The Social Security Expansion Act, introduced earlier this week by Senators Bernie Sanders, I-Vermont, and Elizabeth Warren, D-Massachusetts, aims to make Social Security solvent through the end of the 21st century, while also enhancing benefits.
The bill would create a tax of 12.4% on investment income for individuals making $200,000 or more and married couples making $250,000 or more, matching the combined employee and employer payroll rates.
The bill would also make all income greater than $250,000 subject to the full Social Security payroll tax rate; currently, income greater than $160,200 is not subject to the full payroll tax rate. Under the bill, income between $160,200 and $250,000 would not be taxed differently at first, but the $160,200 threshold would be allowed to rise normally until it reaches $250,000, projected to happen in 2035. At that point, all income would be subject to the full payroll rate. Additionally, any income greater than $250,000 would not be counted for benefit calculation purposes.
Since the bill would raise taxes, it must be formally introduced first in the House of Representatives. Sponsored in the House by Representatives Jan Schakowsky, D-Illinois, the bill was referred to the House Committee on Ways and Means on Tuesday. The bill has 26 co-sponsors in the House, as of today, all of whom are Democrats. Republicans control the House, and the Committee on Ways and Means is chaired by Representative Jason Smith, R-Missouri.
A statement from Sanders’ office said the bill would make Social Security solvent for at least the next 75 years, based on a study conducted by Stephen Goss, the chief actuary at the Social Security Administration.

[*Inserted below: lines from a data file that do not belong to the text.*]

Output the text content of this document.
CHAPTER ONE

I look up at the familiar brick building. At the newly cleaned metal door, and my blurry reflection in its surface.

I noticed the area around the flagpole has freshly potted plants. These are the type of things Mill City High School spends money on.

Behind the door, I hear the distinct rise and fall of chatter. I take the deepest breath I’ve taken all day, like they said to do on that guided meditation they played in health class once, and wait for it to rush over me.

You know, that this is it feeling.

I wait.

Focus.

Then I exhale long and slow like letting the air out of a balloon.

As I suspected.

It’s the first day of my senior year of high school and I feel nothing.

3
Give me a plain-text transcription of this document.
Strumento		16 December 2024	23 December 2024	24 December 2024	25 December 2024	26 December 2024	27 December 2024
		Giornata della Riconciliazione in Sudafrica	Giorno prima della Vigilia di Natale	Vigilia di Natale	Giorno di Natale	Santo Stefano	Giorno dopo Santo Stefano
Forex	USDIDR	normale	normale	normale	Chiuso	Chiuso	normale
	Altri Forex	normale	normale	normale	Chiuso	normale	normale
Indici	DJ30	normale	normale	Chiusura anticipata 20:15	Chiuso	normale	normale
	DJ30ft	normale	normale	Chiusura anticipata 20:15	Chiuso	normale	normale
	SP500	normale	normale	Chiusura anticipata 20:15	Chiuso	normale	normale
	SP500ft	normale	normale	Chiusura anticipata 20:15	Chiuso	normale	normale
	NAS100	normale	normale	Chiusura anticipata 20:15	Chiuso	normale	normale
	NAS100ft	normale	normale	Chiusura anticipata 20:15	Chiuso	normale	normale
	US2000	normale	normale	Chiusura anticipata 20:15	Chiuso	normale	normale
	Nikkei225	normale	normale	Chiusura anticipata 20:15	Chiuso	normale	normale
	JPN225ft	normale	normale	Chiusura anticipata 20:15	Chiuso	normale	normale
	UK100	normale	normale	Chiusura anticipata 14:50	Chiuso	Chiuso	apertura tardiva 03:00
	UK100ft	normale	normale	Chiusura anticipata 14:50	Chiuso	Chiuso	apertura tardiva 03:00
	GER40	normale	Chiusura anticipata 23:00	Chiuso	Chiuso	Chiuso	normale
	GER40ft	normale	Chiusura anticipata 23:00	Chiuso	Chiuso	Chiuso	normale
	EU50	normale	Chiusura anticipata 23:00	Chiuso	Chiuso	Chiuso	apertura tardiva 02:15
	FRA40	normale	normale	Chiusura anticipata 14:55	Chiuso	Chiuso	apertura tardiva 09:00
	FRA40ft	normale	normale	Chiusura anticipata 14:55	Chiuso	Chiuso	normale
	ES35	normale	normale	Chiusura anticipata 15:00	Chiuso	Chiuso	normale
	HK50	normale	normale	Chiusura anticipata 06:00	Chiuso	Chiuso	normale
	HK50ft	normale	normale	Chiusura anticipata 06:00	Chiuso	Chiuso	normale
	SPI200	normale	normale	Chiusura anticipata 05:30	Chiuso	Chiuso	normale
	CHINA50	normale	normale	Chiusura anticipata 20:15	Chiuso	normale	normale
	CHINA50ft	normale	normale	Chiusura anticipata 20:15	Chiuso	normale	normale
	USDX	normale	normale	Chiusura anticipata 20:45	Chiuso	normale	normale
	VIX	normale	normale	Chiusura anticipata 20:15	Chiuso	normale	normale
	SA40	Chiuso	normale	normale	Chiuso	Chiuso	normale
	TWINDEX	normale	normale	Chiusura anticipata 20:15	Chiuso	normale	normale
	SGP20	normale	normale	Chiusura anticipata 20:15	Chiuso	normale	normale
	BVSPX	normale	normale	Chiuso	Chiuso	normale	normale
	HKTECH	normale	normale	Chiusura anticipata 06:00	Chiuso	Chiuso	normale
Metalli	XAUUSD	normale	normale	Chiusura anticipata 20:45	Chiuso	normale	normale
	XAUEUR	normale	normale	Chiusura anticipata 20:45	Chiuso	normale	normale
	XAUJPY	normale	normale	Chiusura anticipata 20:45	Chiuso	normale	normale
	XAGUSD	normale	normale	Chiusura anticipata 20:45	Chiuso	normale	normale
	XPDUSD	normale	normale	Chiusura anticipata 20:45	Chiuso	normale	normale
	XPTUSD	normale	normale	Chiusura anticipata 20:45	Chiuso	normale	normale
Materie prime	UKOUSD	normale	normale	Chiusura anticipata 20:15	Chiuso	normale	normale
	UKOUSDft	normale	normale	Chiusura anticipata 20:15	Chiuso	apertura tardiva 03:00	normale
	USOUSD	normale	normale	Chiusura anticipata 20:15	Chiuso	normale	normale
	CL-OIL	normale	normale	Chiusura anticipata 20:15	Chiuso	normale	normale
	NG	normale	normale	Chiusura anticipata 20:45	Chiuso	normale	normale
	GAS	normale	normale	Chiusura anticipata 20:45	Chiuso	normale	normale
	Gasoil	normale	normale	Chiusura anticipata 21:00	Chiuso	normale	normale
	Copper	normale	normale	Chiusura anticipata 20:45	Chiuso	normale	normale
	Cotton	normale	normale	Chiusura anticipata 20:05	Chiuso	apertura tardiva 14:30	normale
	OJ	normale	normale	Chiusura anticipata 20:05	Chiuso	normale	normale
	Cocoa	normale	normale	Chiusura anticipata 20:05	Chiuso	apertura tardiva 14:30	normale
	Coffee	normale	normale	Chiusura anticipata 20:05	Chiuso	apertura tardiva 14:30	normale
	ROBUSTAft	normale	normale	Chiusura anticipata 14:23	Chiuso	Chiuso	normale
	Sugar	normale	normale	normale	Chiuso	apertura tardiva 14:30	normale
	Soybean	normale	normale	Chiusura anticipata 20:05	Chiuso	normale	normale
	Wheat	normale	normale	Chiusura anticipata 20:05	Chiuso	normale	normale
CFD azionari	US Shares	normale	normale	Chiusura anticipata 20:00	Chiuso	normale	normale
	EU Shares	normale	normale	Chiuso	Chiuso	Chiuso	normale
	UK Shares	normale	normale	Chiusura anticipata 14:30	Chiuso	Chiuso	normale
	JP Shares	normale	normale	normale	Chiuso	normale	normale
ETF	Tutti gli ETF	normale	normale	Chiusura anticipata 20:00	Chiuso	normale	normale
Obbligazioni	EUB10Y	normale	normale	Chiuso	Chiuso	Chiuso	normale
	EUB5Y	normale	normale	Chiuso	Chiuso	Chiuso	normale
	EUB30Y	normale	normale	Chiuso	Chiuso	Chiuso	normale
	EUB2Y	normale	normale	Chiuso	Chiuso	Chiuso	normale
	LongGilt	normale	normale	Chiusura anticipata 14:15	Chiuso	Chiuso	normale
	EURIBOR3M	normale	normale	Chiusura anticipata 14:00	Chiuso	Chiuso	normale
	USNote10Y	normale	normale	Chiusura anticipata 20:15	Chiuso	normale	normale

Goss’ report explained that the bill would change the cost-of-living index used to calculate Social Security benefit increases from the Consumer Price Index for Urban Wage Earners and Clerical Workers (CPI-W) to the Consumer Price Index for the Elderly (CPI-E). The report estimated that the cost-of-living adjustment would increase by “0.2 percentage points per year on average” as a result.
According to the Bureau of Labor Statistics, the CPI-E is a statistic which weighs inflation to account for the spending patterns of those aged 62 and older, such as their higher proportional spending on healthcare. The Bureau warned that this statistic has certain limitations, such as a smaller sample population, and currently has no official usage.
According to a factsheet for the bill, it would also increase the Special Minimum Benefit to 125% of the poverty line, “or over $18,000 for a single worker who had worked their full career.”
The bill would also increase the first income-percentage “bend point” from 90% to 95%. This means that, going forward, 95% of the first $1,115 in monthly wages (for 2023, indexed to inflation) would count toward Social Security benefits, up from 90%. This has the effect of frontloading benefit increases such that low-income workers benefit proportionally more from them.
Sanders’ office estimates that the annual Social Security benefit would increase on average by $2,400 a year.
The Senators propose the bill shortly after President Joe Biden was called a “liar” by Republicans during this State of the Union address for saying they were threatening to cut Social Security and Medicare to reduce the national debt. The risk of future retirees seeing reduced Social Security payments due to lack of funding has been a policy topic for years, with the Congressional Budget Office warning last December that the trust fund payments may be depleted by 2033, resulting in a 23% cut in planned benefit payments in 2034.